Plus you can write checks for virtually anything on your server not just what is presented to you through the WMI controls. You also get full access to the same info as WMI through the local performance counters without adding overhead from WMI.
Also increased security:
NSclient only needs 1 port open (2 if you have checks using SSL). WMI needs quite a few security exceptions to function properly:
- DCOM needs to be running on both servers
- DCOM needs open UDP ports in the 1024-5000 range.
- The firewall needs the WMI exception added and remote administration.
- The Monitoring user need to have remote access rights in COM and WMI, Or be a domain admin.

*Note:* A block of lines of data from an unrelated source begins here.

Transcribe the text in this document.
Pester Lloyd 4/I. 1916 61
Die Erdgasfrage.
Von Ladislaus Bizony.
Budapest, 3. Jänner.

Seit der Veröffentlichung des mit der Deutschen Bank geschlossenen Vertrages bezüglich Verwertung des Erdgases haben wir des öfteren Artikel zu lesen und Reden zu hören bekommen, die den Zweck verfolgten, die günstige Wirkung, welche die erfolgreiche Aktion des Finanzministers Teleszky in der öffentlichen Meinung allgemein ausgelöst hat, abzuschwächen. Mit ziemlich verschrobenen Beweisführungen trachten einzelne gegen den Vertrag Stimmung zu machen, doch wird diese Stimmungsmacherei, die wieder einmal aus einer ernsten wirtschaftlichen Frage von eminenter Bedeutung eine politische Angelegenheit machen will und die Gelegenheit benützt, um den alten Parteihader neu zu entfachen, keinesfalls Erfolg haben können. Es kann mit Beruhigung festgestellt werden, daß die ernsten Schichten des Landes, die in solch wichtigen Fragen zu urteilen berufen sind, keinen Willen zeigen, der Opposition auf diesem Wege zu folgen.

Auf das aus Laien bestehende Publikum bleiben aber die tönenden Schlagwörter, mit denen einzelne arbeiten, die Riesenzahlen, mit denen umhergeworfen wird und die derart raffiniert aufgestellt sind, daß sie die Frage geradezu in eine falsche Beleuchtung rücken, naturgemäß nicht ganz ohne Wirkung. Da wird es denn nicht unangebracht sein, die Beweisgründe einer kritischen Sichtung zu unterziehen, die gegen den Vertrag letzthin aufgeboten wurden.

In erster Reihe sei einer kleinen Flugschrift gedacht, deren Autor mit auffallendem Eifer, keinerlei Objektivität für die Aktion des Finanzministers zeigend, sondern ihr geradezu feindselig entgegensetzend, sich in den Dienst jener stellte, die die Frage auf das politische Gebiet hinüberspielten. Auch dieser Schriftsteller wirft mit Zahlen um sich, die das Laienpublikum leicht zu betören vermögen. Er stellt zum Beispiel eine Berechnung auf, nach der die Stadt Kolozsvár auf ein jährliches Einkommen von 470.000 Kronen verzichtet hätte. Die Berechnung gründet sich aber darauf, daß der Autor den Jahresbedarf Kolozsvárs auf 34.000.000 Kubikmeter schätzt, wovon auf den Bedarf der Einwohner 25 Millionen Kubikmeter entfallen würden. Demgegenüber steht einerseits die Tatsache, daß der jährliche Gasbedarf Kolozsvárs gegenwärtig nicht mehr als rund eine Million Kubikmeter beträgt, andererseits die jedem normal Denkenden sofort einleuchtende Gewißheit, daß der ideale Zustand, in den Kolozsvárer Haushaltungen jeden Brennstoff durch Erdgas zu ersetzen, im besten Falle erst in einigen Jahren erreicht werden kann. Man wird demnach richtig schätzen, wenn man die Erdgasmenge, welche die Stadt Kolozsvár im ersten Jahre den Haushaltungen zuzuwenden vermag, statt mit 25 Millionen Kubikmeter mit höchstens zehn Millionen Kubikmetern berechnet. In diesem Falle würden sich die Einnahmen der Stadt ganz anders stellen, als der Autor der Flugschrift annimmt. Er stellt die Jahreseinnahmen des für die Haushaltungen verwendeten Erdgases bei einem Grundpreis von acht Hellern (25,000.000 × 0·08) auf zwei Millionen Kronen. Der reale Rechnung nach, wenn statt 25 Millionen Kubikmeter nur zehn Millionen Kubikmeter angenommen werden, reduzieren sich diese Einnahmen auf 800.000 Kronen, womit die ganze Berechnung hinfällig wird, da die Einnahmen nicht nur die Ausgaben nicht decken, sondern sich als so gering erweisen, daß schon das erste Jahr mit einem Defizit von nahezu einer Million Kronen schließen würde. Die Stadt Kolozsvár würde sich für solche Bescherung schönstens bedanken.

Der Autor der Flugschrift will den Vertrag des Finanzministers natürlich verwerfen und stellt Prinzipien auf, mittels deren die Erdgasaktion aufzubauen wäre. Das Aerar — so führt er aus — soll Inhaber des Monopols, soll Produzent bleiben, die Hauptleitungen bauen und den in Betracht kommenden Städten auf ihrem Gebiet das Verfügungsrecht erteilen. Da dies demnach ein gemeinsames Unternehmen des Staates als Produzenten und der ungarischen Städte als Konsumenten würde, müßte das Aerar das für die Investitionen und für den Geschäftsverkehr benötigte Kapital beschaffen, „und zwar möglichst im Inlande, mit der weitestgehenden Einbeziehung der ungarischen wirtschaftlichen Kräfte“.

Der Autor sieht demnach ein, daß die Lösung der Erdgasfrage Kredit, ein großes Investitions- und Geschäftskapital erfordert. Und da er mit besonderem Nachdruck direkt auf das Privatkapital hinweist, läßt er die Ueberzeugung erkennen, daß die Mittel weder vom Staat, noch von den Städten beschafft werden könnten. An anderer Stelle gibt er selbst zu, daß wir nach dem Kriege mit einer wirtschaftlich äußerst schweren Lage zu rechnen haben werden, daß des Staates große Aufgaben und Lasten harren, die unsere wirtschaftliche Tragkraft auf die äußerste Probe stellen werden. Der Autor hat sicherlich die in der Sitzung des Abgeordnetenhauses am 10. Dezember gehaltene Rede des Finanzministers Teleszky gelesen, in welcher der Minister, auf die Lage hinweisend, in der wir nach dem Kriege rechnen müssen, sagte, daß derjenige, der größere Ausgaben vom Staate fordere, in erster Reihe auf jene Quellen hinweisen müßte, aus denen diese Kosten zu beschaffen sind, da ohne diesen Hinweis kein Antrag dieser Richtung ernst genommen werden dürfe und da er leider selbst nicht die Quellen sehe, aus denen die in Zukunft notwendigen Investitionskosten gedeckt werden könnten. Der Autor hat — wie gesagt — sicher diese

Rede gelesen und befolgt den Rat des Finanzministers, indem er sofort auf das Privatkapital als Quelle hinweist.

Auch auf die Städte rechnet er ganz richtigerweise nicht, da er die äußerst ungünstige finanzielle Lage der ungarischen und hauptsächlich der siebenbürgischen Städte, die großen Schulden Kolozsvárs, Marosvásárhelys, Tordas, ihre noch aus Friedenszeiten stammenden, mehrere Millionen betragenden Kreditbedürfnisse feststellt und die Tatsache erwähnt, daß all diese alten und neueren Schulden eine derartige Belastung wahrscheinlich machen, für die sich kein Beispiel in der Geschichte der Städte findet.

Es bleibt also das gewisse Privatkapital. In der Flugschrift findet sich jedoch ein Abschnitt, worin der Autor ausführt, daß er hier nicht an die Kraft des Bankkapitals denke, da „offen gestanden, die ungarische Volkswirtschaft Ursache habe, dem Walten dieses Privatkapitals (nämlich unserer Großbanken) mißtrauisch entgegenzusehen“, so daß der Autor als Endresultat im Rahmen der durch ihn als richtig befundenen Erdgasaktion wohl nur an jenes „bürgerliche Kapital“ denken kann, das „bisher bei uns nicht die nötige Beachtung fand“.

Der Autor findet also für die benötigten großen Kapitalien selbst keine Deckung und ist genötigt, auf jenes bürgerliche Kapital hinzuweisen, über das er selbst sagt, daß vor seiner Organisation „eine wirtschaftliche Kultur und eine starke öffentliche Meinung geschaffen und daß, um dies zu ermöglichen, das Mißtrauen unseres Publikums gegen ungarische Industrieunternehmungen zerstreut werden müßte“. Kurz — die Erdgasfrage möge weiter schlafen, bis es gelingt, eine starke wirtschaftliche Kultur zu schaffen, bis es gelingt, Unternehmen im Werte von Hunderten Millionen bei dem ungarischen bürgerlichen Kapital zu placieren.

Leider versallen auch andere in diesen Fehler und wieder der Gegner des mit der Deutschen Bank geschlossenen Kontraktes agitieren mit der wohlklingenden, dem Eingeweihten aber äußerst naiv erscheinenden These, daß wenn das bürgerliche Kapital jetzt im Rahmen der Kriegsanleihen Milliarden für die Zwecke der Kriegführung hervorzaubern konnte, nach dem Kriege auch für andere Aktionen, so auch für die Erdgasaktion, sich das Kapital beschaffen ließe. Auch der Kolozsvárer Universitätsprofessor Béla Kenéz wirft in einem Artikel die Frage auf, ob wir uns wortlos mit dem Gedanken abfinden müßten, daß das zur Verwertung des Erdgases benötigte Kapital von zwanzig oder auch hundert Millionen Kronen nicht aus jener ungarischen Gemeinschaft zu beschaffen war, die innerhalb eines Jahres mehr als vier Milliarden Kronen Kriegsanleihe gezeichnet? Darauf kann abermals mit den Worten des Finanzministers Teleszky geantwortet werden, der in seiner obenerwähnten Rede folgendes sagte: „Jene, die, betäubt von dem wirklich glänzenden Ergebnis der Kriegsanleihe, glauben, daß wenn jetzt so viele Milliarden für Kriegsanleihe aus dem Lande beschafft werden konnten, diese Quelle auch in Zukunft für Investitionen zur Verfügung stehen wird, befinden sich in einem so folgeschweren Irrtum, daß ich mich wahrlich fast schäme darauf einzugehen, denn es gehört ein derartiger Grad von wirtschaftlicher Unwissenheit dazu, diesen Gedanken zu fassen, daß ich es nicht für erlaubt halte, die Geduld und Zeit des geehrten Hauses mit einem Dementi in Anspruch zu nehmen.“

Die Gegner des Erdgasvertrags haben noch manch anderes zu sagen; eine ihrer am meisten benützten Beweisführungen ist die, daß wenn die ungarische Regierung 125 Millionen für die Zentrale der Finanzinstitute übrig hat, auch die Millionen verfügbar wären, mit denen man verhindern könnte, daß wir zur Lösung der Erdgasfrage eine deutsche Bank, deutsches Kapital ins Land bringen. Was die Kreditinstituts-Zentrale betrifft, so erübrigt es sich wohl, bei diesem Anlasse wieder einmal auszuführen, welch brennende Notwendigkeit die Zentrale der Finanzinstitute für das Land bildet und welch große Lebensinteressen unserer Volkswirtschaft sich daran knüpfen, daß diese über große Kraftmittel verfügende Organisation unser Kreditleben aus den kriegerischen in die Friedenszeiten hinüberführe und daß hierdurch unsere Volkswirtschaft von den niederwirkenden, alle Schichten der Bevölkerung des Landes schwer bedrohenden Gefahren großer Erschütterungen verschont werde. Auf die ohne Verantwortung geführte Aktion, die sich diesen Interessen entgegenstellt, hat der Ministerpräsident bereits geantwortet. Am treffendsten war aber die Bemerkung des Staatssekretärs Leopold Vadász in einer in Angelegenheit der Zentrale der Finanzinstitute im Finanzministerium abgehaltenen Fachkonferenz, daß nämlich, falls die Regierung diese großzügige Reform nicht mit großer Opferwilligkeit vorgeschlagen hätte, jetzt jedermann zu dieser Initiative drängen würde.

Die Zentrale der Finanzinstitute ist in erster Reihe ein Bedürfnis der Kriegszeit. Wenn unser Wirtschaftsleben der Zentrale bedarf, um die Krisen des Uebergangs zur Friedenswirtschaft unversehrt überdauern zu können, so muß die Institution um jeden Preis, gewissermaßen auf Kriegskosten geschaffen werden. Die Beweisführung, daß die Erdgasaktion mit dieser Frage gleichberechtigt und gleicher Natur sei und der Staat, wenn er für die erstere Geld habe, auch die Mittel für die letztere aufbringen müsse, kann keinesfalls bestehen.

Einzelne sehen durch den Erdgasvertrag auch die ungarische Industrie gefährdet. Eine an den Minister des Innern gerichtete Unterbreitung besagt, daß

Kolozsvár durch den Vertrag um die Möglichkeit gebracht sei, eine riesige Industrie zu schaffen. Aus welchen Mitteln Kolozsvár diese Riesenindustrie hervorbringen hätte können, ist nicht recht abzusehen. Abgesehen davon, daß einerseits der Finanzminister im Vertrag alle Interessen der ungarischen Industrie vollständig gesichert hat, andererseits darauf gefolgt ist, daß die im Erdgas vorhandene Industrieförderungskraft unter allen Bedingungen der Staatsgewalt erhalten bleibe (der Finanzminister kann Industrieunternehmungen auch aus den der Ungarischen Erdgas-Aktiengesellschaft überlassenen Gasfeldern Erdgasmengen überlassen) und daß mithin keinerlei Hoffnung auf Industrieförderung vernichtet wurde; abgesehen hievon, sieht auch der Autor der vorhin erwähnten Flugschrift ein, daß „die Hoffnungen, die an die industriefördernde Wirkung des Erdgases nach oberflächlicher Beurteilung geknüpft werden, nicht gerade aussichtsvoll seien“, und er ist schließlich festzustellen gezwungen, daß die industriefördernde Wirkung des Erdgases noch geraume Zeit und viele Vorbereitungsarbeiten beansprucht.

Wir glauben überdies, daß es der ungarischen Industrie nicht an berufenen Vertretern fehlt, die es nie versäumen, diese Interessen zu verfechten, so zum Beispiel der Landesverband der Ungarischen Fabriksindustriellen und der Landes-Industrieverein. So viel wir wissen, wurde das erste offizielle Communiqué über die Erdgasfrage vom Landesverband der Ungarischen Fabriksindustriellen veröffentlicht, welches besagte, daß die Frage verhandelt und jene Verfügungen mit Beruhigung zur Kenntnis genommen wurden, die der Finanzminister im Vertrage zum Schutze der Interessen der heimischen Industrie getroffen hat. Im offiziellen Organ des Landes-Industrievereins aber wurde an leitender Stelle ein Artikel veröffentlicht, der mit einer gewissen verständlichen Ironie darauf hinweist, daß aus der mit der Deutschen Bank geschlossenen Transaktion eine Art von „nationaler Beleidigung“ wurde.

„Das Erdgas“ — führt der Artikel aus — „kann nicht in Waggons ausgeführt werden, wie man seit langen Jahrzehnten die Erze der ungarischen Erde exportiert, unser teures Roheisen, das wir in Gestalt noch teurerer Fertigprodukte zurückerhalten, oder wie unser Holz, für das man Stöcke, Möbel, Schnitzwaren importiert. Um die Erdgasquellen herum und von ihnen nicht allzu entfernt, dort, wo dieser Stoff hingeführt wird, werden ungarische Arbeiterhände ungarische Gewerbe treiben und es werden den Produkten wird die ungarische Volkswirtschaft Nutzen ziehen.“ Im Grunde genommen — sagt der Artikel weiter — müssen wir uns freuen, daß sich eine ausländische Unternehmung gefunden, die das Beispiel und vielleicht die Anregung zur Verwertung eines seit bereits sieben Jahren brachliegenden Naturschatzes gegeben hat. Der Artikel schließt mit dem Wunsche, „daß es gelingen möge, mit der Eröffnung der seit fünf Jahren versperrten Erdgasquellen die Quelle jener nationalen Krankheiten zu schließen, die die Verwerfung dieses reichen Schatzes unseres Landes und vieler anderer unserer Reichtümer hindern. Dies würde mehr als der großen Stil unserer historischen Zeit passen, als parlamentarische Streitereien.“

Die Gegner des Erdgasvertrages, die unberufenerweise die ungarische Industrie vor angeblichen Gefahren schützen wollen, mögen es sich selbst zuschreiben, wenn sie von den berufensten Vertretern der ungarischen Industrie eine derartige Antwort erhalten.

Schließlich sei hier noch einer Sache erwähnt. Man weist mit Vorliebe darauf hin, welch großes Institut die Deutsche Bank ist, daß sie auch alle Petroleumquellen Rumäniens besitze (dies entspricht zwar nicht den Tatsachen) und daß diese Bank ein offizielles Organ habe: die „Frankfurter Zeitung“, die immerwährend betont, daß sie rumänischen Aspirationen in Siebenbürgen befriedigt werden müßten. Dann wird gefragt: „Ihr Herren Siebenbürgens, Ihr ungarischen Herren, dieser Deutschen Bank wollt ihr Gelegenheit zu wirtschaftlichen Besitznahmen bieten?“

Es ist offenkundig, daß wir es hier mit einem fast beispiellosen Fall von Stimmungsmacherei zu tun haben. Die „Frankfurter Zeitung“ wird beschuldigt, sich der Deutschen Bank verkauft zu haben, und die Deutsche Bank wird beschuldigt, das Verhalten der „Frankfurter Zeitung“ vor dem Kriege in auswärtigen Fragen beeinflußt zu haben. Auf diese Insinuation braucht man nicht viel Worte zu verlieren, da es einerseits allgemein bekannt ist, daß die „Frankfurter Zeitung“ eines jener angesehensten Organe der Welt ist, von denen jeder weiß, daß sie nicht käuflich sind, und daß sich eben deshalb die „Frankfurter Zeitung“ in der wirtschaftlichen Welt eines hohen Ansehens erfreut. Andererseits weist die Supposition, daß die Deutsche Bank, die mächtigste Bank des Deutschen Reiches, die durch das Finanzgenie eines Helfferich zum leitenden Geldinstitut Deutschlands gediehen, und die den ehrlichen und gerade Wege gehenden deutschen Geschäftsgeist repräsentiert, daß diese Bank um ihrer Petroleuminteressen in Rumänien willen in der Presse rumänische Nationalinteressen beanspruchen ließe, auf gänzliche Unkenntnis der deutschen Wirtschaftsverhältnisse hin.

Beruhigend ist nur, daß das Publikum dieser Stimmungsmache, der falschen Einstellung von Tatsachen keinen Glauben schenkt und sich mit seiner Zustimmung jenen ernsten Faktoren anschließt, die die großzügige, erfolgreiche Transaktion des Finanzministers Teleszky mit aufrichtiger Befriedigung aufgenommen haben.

Generally these aren't a security issue as long as your network has a properly configured hardware firewall on the edge. However it does introduce more layers where issues can arise.
Also if Network bandwidth is an issue you can use NSCA passive checks with NSclient ++ which has an even smaller footprint. I stopped using Nagios before NSCA was available so I"m not sure how small the footprint is compared to NRPE.
Don't think I'm bashing WMI here as I now use a NMS that is almost exclusively WMI dependent. I just use it because I receive support and any admin in my group can setup WMI checks (easily) through web UI. However, my vendor suggests only 120 WMI checks per monitoring server and I noticed over 200 checks I needed to upgrade the monitoring VM to a quad core just to use GUI on the server. So if you do have big environment with lots of monitoring over WMI be prepared to setup your monitoring server as a cluster.